Асман в темноте опять улыбается. Джек начинает его умилять. Он опасался, что разговор будет труднее, а вот ведь Джек так трогателен, и он уже не сердится, ничуть не сердится за его приезд. Да, Джек ни за что не отменил бы матч, сейчас нет, пока еще нет… В блаженном своем незнании философии, литературы и музыки теннис он почитает величайшим достижением человечества. На все уговоры пойти чему-нибудь учиться или хотя бы время от времени читать он, пожимая плечами, обычно отвечал — совершенно неотразимым, с его точки зрения, по убедительности — доводом: разве кто-либо посмел бы укорить Эйнштейна или Фолкнера за то, что они не играли в теннис? «Да, Джек ни за что бы не отменил матч… Теперь — нет, пока еще нет…»
— Ты представляешь, какой разразится скандал? Никто не поверит, что ты болен, а эти бабы-туристки разнесут по всем Соединенным Штатам истинный повод твоего отказа от концертов.
— Представь, меня это совершенно, ну ничуточки, не волнует.
— А должно волновать! Концерты — это для тебя всегда было так важно, и действительно, что может быть важнее?
«Не скажу ему о девчонке, — думает Джек, — не скажу, что Сэм все мне рассказал…» Они приняли за правило не касаться таких тем, отец был за него спокоен, зная, что он не способен на безрассудства. Даже без памяти влюбившись в Риту Пат, он сказал отцу, что женятся они не раньше, чем окончательно распрощаются с теннисом. Иначе какой смысл: они никогда не будут вместе, разве что в смешанных парных матчах. А теперь не он, а отец теряет голову из-за какой-то стриженой соплюшки; хорошо еще, что это не случилось при жизни матери, хотя…
— Отец! — тихо говорит Джек, продолжая держать его руку. — Я ведь так всегда тобой гордился!
— Не вижу ничего, что может мешать тебе делать это и впредь.
— Но… концерты…
— Я тебе сказал: есть еще шанс, что я поеду. Вот и все…
«Ах да, мисс Гибсон! — вспоминает Джек. — Завтрашний ее телефонный разговор с авторемонтной мастерской в Мадриде, где стоит «фиат» поляков! Если она сумеет договориться…»
Они возвращаются в кафе, и Джек отыскивает мисс Гибсон.
— Мне нужно с вами поговорить, — начинает он сразу, пригласив ее танцевать.
— С удовольствием! — улыбается мисс Гибсон.
— Но лучше — не здесь. Давайте отыщем местечко поспокойнее… вопрос у меня сложный.
— Спокойнее всего будет у меня в номере. Нам все равно пора уже возвращаться в отель. Мои дамы, кажется, вдоволь напрыгались. Я и сама просто с ног валюсь.
— Но, похоже, они готовы развлекаться и дальше.
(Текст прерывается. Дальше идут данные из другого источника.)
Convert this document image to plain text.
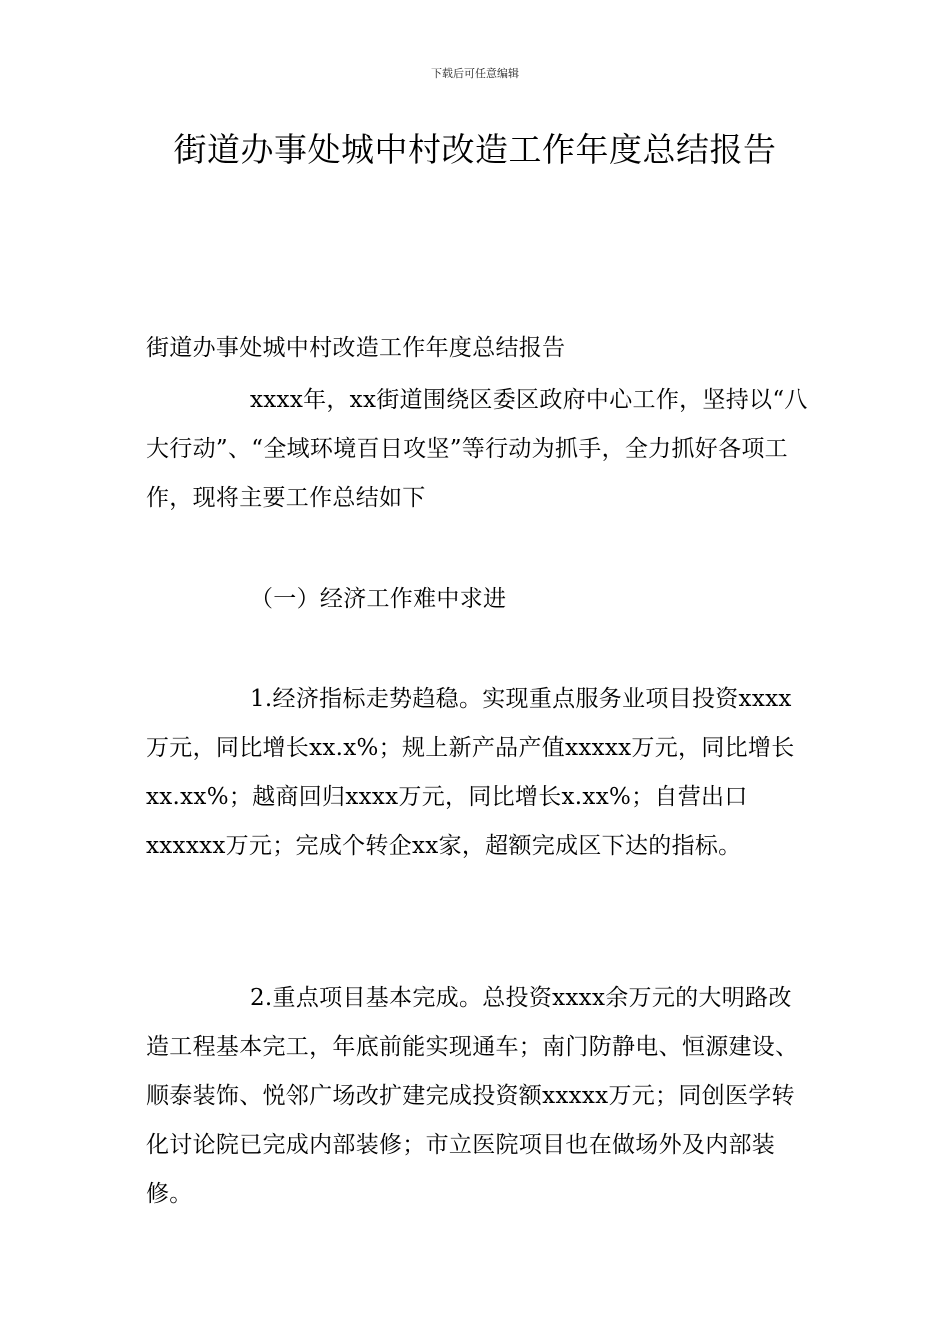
下载后可任意编辑
街道办事处城中村改造工作年度总结报告

街道办事处城中村改造工作年度总结报告

xxxx年，xx街道围绕区委区政府中心工作，坚持以“八大行动”、“全域环境百日攻坚”等行动为抓手，全力抓好各项工作，现将主要工作总结如下

（一）经济工作难中求进

1.经济指标走势趋稳。实现重点服务业项目投资xxxx万元，同比增长xx.x%；规上新产品产值xxxxx万元，同比增长xx.xx%；越商回归xxxx万元，同比增长x.xx%；自营出口xxxxxx万元；完成个转企xx家，超额完成区下达的指标。

2.重点项目基本完成。总投资xxxx余万元的大明路改造工程基本完工，年底前能实现通车；南门防静电、恒源建设、顺泰装饰、悦邻广场改扩建完成投资额xxxxx万元；同创医学转化讨论院已完成内部装修；市立医院项目也在做场外及内部装修。
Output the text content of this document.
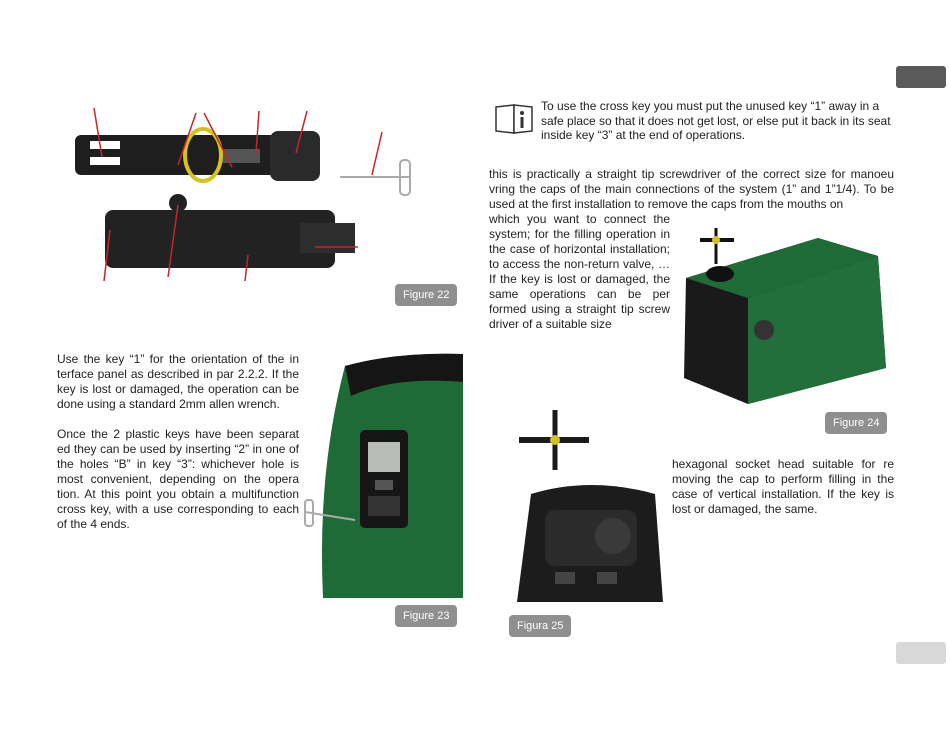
Figure 22
Figure 23
To use the cross key you must put the unused key “1” away in a safe place so that it does not get lost, or else put it back in its seat inside key “3” at the end of operations.
this is practically a straight tip screwdriver of the correct size for manoeu vring the caps of the main connections of the system (1” and 1”1/4). To be used at the first installation to remove the caps from the mouths on
which you want to connect the system; for the filling operation in the case of horizontal installation; to access the non-return valve, … If the key is lost or damaged, the same operations can be per formed using a straight tip screw driver of a suitable size
Figure 24
Figura 25
Use the key “1” for the orientation of the in terface panel as described in par 2.2.2. If the key is lost or damaged, the operation can be done using a standard 2mm allen wrench.
Once the 2 plastic keys have been separat ed they can be used by inserting “2” in one of the holes “B” in key “3”: whichever hole is most convenient, depending on the opera tion. At this point you obtain a multifunction cross key, with a use corresponding to each of the 4 ends.
hexagonal socket head suitable for re moving the cap to perform filling in the case of vertical installation. If the key is lost or damaged, the same.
— На них нет угомона. Эти бабы меня скоро совсем доконают. Тем только утешаюсь, что, может, и моя старость будет такой же.
— Смешно, когда вы говорите о старости.
— Смешно? А вы никогда не думаете о старости?
— Нет. Я даже представить не могу, что буду старым. — Джек смеется и крепко прижимает к себе мисс Гибсон сильной рукой теннисиста, а она рассматривает великолепные зубы и красивое лицо этого статного американского парня — его хоть сейчас прямо на рекламу.
«Может быть, он и впрямь никогда не станет старым, — думает она, — может, ему это удастся!» И с подчеркнутым значением произносит:
— Номер двадцать восемь, третий этаж! Переждите, пока в коридорах прекратится хождение, и не стучите в дверь. Стук слышен в соседних номерах.
— Понимаю.
— Мне, как руководителю группы, приходится более строго соблюдать нормы поведения, чем моим подопечным.
— Понимаю, — повторяет Джек. Его охватывает тревожное возбуждение, и он даже забывает, о чем собирался говорить с мисс Гибсон в ее номере двадцать восемь на третьем этаже, куда «входить без стука». Надо бы потанцевать и с полькой, чтобы самому убедиться, действительно ли можно из-за нее… Но у него нет на это никакого желания, ни малейшего желания, и, пытаясь ускользнуть от Блюинга, он пробирается к выходу. Сэм, однако, не из тех людей, с кем можно разминуться даже в самой невообразимой толчее; он догоняет Джека у двери и хватает его за локоть.
— Ну что?
— Все то же.
— Не едет?
— Нет. Впрочем, у него есть какие-то мотивы, однако история сложная и от нас не зависящая. Хотя, если подумать, возможно, я и сумею кое-что предпринять.
— А мне сказать не можешь?
— Сейчас нет. Буду действовать. А пока моя мечта — холодный душ. С утра не был в ванной, а поскольку уже вторая половина ночи — то, значит, со вчерашнего утра, мой дорогой.